What's happening is that savings from shrinking defense and discretionary programs are financing expanded spending for the elderly. As a share of the economy (gross domestic product), non-elderly and non-health programs are rapidly eroding. In 2012, defense and domestic discretionary programs represented 8.3 percent of GDP; by 2023, the administration projects their share at 4.9 percent of GDP. This can't continue indefinitely, because -- at some point -- these programs become completely ineffective or disappear.
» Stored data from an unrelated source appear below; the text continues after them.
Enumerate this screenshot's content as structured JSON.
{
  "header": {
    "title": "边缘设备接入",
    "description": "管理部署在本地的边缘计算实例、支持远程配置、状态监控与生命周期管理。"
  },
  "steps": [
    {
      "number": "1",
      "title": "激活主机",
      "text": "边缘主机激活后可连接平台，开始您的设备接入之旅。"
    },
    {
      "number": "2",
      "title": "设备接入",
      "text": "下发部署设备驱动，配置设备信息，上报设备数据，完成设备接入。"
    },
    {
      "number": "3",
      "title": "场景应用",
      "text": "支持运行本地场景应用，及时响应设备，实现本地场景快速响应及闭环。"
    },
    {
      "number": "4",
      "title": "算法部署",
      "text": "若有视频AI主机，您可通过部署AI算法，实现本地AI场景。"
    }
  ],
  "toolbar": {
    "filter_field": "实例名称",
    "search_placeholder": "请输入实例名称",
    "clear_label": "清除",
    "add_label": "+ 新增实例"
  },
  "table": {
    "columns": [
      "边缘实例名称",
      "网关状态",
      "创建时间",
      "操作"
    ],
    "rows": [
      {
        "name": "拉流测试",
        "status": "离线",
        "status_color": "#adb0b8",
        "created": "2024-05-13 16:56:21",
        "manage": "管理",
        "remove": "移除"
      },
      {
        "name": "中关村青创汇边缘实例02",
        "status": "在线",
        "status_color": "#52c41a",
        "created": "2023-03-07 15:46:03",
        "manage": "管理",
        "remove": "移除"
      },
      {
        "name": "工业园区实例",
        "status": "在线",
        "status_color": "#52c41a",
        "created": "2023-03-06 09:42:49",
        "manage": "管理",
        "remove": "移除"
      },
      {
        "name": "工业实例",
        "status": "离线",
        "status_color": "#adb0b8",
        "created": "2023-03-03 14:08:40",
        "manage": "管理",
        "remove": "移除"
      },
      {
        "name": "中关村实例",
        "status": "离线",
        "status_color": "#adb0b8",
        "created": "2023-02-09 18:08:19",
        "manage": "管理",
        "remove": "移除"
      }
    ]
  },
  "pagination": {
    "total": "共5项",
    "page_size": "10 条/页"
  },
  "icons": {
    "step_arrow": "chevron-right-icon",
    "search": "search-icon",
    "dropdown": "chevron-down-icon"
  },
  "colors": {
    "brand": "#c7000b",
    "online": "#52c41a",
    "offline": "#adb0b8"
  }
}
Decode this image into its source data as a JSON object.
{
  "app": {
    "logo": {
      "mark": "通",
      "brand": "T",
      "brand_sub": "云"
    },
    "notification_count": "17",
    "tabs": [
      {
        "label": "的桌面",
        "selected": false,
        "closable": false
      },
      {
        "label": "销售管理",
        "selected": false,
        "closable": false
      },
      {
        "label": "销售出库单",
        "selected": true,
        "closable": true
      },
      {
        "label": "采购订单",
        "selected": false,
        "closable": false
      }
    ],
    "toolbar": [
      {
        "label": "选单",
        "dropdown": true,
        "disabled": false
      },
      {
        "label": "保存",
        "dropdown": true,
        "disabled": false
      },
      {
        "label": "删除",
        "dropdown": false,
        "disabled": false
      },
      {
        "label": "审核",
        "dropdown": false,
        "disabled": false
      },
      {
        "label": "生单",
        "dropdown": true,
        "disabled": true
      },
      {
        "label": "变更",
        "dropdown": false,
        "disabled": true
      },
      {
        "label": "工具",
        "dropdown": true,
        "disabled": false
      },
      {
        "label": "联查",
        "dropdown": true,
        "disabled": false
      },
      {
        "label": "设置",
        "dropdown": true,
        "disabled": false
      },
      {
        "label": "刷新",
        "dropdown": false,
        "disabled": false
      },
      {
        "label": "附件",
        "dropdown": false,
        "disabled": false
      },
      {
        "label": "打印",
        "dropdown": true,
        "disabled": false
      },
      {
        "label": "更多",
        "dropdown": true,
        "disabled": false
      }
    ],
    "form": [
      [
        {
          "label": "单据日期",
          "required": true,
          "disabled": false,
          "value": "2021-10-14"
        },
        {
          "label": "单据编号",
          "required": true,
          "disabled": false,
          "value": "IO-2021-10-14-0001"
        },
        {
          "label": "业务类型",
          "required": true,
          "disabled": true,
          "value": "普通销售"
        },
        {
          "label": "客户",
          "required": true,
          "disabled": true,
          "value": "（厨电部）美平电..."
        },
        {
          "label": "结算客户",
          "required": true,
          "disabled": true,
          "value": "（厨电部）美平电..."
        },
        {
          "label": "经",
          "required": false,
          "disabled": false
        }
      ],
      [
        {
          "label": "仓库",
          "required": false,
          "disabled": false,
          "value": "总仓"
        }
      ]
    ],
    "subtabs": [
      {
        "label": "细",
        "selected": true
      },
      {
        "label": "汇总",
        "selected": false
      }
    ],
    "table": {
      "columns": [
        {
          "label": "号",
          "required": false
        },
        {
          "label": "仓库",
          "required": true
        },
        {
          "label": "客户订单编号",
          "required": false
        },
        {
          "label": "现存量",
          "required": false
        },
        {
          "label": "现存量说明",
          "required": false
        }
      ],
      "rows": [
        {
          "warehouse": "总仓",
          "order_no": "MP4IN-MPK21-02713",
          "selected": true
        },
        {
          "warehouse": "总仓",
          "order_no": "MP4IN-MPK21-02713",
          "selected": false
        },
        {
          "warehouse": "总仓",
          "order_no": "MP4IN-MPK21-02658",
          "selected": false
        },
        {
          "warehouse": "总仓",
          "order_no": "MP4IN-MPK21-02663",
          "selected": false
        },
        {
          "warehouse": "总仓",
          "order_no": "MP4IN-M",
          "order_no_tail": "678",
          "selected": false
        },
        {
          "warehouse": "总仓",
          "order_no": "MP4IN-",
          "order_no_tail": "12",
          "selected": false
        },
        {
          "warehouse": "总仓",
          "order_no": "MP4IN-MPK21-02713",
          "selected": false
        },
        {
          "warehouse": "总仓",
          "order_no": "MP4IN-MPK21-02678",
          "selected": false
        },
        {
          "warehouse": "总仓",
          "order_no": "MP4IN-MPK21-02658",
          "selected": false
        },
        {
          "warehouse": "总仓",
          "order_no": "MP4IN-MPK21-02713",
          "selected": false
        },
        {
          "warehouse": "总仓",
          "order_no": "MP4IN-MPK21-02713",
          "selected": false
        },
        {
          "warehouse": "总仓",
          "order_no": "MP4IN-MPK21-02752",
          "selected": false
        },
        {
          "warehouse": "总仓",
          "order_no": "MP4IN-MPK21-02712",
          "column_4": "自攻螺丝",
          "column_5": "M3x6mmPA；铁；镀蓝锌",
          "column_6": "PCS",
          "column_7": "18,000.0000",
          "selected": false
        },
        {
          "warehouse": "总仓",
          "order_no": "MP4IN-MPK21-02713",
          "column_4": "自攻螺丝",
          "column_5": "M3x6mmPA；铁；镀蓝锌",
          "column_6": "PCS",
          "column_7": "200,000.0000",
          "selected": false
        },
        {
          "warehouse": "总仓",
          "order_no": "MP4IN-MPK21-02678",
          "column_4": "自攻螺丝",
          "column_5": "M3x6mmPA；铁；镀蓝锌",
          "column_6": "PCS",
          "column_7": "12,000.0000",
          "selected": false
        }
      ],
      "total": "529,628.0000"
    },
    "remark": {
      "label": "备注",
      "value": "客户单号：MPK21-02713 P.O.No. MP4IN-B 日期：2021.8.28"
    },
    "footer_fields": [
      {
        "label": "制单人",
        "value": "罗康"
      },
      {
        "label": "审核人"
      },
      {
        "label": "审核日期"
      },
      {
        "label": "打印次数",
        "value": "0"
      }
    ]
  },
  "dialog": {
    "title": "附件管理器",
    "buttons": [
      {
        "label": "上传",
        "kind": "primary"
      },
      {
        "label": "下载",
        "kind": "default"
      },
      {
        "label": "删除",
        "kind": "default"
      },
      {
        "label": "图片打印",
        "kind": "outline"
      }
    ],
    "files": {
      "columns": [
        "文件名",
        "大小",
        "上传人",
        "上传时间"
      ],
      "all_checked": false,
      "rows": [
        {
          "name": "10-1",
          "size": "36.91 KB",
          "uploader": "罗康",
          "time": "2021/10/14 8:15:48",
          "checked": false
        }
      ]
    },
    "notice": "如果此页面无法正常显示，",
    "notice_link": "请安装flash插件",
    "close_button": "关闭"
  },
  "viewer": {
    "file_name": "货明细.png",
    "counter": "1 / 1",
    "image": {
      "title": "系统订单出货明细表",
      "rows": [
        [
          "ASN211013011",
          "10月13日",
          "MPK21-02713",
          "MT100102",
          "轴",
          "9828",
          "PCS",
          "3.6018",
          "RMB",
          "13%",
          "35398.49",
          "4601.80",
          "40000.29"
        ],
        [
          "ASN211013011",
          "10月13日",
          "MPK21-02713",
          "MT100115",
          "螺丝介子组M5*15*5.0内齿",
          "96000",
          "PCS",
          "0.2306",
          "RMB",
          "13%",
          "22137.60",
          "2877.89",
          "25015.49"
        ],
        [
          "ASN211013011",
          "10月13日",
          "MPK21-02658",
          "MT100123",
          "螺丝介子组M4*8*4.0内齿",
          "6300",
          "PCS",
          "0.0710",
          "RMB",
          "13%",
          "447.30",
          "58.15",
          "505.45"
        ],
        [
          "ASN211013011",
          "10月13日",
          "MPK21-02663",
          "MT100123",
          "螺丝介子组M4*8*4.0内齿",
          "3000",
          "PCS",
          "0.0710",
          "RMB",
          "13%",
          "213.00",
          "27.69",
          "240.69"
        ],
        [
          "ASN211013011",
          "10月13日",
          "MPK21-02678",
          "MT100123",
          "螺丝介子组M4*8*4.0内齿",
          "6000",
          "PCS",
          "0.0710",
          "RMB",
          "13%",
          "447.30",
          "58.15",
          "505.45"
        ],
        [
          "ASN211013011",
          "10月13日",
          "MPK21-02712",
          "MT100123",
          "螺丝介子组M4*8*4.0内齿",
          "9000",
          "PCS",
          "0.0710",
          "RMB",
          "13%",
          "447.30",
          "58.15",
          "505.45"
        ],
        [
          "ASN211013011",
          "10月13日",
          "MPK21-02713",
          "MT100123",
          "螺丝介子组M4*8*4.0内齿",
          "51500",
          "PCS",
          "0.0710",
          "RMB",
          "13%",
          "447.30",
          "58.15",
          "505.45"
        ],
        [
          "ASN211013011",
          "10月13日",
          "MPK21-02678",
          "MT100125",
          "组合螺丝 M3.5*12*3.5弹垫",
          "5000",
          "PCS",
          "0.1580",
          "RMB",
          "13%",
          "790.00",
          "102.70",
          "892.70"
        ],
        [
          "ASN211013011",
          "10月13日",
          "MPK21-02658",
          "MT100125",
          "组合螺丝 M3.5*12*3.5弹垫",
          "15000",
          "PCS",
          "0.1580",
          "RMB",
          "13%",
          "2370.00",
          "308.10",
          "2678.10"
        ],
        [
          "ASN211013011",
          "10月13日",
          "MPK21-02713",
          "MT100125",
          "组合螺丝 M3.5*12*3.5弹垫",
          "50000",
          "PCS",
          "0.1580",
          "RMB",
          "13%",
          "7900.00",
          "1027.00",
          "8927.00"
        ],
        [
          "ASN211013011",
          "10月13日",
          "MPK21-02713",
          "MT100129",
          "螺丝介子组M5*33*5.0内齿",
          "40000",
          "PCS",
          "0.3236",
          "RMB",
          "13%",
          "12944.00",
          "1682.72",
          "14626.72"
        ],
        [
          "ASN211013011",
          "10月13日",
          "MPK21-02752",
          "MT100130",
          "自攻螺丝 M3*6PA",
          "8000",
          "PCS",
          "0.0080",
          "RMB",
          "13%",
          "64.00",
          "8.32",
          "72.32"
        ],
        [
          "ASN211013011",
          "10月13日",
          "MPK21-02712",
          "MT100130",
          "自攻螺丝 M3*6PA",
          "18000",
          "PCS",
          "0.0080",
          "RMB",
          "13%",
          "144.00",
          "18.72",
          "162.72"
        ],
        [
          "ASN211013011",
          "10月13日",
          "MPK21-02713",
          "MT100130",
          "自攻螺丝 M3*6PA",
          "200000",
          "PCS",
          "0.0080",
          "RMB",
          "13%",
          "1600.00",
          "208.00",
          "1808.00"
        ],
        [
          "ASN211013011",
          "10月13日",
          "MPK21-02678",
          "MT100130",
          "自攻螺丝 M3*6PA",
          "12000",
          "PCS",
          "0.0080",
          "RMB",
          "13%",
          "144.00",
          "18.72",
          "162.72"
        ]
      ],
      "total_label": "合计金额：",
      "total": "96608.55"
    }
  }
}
But Obama remains unwilling to grapple with basic questions posed by an aging population, high health costs and persistent deficits. Why shouldn't programs for the elderly be overhauled to reflect longer life expectancy and growing wealth among retirees? Shouldn't we have a debate on the size and role of government, eliminating low-value programs and raising taxes to cover the rest? The "spin" given by the White House -- and accepted by much of the media -- is that the president is doing precisely this by putting coveted "entitlement" spending on the bargaining table.

It's phony. Compared with the size of the problem, Obama's proposals are tiny. The much-discussed shift in the inflation adjustment for Social Security benefits to the "chained" consumer price index would save $130 billion over a decade; that's about 1 percent of projected Social Security spending of $11.23 trillion over the same period. A proposal to raise Medicare premiums for affluent retirees is more meaningful but would affect only couples with incomes exceeding $170,000, says Obama aide Gene Sperling.

Similarly, the administration also opposes "wasting taxpayer dollars on programs that are outdated, ineffective or duplicative." But it proposed only 215 "cuts, consolidations and savings proposals," reducing spending by an estimated $25 billion in 2014. That's (BEG ITAL)about seven-tenths of 1 percent(END ITAL) of federal spending. No major program is on chopping block.

The work of politics is persuasion. It is orchestrating desirable, though unpopular, changes. (Popular changes don't require much work.) Obama has the intellectual and rhetorical skills to conduct a debate on government's size and role. But it would be a hard and hazardous political task, because it would challenge the assumptions and interests of wide swaths of the public. There is no guarantee that he would succeed in altering attitudes. Already, his small proposed cuts in Social Security benefits have outraged much of the liberal base.

So Obama has taken a pass. He has chosen the lazy way out. He's evading basic choices while claiming he's bold and brave. A more charitable interpretation is that he's focusing his political talents on more promising causes (gun control, immigration). Either way, government is slowly growing larger while -- in many basic functions -- it's being strangled. This paradox, it seems, will be Obama's questionable legacy.